Тоби ощутила странный душевный подъем. И пнула Бланко в голову. Даже не думая. Она чувствовала, что ухмыляется, как пес, когда ее нога ударилась о его череп: удар был словно по камню, завернутому в полотенце. Тоби мгновенно поняла свою ошибку. Как она могла свалять такого дурака?
— Идем с нами, дитя мое, — сказал Адам Первый, беря ее под локоть. — Так будет лучше. Работу свою ты все равно уже потеряла.
Два дружка-бандита Бланко уже явились и начали отбивать его у плебратвы. У Бланко явно мутилось в голове от ударов, но глаза у него были открыты, и он смотрел на Тоби. Он почувствовал ее удар; хуже того — она унизила его прилюдно. Он потерял лицо. Вот сейчас он встанет и сотрет ее в порошок.

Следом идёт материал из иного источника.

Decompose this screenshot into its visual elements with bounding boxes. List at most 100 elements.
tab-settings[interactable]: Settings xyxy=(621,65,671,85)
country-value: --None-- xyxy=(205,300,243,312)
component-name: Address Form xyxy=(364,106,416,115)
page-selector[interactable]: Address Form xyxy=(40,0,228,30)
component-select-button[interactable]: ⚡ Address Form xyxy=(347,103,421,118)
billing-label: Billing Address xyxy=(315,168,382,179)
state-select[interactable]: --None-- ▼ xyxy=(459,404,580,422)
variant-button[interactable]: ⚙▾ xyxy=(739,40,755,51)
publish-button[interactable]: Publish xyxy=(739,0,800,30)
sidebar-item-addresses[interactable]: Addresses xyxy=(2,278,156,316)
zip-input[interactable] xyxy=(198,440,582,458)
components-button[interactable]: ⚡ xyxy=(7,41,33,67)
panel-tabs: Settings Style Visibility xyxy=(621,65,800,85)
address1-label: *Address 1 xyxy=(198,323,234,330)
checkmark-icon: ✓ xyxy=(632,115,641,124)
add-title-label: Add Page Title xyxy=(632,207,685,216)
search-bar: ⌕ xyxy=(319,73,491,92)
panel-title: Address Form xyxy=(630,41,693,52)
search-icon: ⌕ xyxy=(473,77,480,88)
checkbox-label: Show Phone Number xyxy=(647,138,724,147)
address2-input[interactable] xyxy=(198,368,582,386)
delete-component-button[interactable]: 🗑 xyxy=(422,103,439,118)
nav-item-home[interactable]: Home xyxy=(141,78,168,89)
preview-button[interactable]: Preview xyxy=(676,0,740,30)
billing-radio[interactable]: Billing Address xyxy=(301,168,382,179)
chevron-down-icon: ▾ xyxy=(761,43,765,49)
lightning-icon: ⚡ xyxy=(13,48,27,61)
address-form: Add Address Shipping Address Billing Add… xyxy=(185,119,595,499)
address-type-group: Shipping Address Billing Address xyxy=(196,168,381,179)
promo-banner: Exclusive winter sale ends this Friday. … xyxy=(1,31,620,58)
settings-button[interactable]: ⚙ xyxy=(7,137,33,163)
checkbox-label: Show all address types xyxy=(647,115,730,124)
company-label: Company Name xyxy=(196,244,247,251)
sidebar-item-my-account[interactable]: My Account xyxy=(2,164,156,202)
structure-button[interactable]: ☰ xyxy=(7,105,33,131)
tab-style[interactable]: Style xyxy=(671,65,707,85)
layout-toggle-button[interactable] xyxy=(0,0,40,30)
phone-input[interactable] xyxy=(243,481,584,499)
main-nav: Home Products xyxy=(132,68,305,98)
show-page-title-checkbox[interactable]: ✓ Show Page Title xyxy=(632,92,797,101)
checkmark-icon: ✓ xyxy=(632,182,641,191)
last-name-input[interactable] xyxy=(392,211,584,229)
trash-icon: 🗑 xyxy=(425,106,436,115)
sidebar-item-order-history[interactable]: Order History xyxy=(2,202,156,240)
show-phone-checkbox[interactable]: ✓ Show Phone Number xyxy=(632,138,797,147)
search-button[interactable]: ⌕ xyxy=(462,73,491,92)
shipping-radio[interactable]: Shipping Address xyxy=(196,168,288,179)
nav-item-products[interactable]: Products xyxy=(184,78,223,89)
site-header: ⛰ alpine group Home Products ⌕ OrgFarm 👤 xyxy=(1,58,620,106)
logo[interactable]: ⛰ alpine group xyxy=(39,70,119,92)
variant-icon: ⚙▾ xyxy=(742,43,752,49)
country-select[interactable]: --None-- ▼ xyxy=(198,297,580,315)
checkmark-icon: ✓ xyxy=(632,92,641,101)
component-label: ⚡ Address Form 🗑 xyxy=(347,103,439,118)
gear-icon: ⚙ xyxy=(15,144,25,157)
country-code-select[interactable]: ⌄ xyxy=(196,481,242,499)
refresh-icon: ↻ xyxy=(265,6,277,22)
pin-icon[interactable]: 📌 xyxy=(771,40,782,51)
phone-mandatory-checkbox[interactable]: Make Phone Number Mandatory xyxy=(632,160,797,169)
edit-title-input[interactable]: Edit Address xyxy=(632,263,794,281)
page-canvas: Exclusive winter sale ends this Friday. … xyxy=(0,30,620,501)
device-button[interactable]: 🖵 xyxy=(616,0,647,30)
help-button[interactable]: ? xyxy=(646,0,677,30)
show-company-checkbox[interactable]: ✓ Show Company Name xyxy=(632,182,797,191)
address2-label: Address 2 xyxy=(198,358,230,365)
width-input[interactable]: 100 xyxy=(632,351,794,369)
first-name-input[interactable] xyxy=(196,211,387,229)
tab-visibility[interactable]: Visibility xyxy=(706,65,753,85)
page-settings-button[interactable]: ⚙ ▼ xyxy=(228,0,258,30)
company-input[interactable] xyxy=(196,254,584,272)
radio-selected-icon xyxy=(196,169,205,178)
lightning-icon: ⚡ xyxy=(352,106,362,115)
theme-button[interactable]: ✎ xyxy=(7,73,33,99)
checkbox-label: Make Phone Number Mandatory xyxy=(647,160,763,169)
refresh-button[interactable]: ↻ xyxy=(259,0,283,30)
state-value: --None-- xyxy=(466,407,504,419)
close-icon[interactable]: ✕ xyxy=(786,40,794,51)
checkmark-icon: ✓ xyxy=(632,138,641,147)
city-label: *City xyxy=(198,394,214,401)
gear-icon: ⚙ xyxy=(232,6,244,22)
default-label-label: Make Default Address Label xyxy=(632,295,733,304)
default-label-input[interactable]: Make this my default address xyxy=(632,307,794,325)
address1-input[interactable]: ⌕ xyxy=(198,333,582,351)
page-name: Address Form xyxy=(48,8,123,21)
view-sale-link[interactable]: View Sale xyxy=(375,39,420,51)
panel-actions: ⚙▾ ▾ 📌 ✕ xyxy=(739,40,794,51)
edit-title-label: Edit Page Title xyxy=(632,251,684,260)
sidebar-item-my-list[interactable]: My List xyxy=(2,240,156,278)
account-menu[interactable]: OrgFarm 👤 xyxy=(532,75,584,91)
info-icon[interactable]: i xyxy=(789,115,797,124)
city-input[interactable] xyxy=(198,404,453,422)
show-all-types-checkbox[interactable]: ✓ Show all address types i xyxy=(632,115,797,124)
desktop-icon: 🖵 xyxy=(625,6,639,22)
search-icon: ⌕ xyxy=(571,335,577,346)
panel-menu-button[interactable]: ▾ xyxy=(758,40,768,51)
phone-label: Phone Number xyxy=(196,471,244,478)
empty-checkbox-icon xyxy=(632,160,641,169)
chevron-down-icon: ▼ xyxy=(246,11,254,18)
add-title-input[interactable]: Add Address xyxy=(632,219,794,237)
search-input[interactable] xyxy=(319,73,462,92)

— Сука! — прохрипел он. — Я тебе сиськи отрежу!
Тут Тоби окружила толпа детей. Двое схватили ее за руки, а остальные образовали что-то вроде почетного эскорта — впереди и позади.
— Скорее, скорее, — говорили они, таща и подталкивая ее.
За спиной взревели:
— Сука! Вернись!
— Сюда, быстро, — сказал самый высокий мальчик.
Адам Первый пристроился в арьергарде, и они затрусили по улицам Отстойника. Это выглядело как парад: люди открыто пялились на них. К панике добавилось ощущение полной нереальности, и у Тоби слегка закружилась голова.
Толпы постепенно редели, запахи теряли свою едкость; на этих улицах меньше витрин было заколочено.
— Быстрее! — сказал Адам Первый.
Они пробежали по каким-то задворкам, несколько раз завернули за угол, и крики постепенно утихли.
Они подошли к краснокирпичному фабричному зданию эпохи раннего модерна. На фасаде висела вывеска: «ПАТИНКО», а под ней другая, поменьше: «Массажный кабинет „Звездная пыль“, 2-й этаж, массаж на все вкусы, пластика носа за дополнительную плату». Дети подбежали к пожарной лестнице на боковой стене здания и принялись карабкаться вверх. Тоби последовала за ними. Она запыхалась, но дети летели по лестнице, как обезьянки. Когда они добрались до крыши, все дети по очереди произнесли: «Добро пожаловать в наш сад» — и обняли Тоби, и ее окутал сладко-солоноватый запах немытого детского тела.
Тоби не помнила, когда ее последний раз обнимал ребенок. Для детей это, видимо, была формальность — все равно что обнять двоюродную тетушку, — но для Тоби это было что-то неопределимое: пушистое, мягкое, интимное. Словно кролики тычутся в тебя носами. Но не простые кролики, а марсианские. Все равно ее это тронуло: к ней прикасаются, безлично, но по-доброму, не в сексуальном ключе. Если вдуматься, как она жила в последнее время — единственный, кто ее трогал, был Бланко, — возможно, необычные ощущения частично объяснялись и этим.
Здесь были и взрослые, они протягивали ей руки в знак приветствия — женщины в темных мешковатых платьях, мужчины в комбинезонах, — и вдруг рядом оказалась Ребекка.
— Ты выбралась, милая! — воскликнула она. — Я же говорила! Я так и знала, что они тебя вытащат!
Сад оказался совсем не таким, как Тоби его себе представляла по слухам. Он вовсе не был полоской глины, усыпанной гниющими очистками, совсем наоборот. Тоби оглядывалась в изумлении: сад был прекрасен, с разнообразными травами и цветами, каких она раньше и не видала. Порхали яркие бабочки; где-то неподалеку дрожали в воздухе пчелы. Каждый листик, каждый лепесток был абсолютно живым и сиял, ощущая ее присутствие. Даже воздух в саду был другой.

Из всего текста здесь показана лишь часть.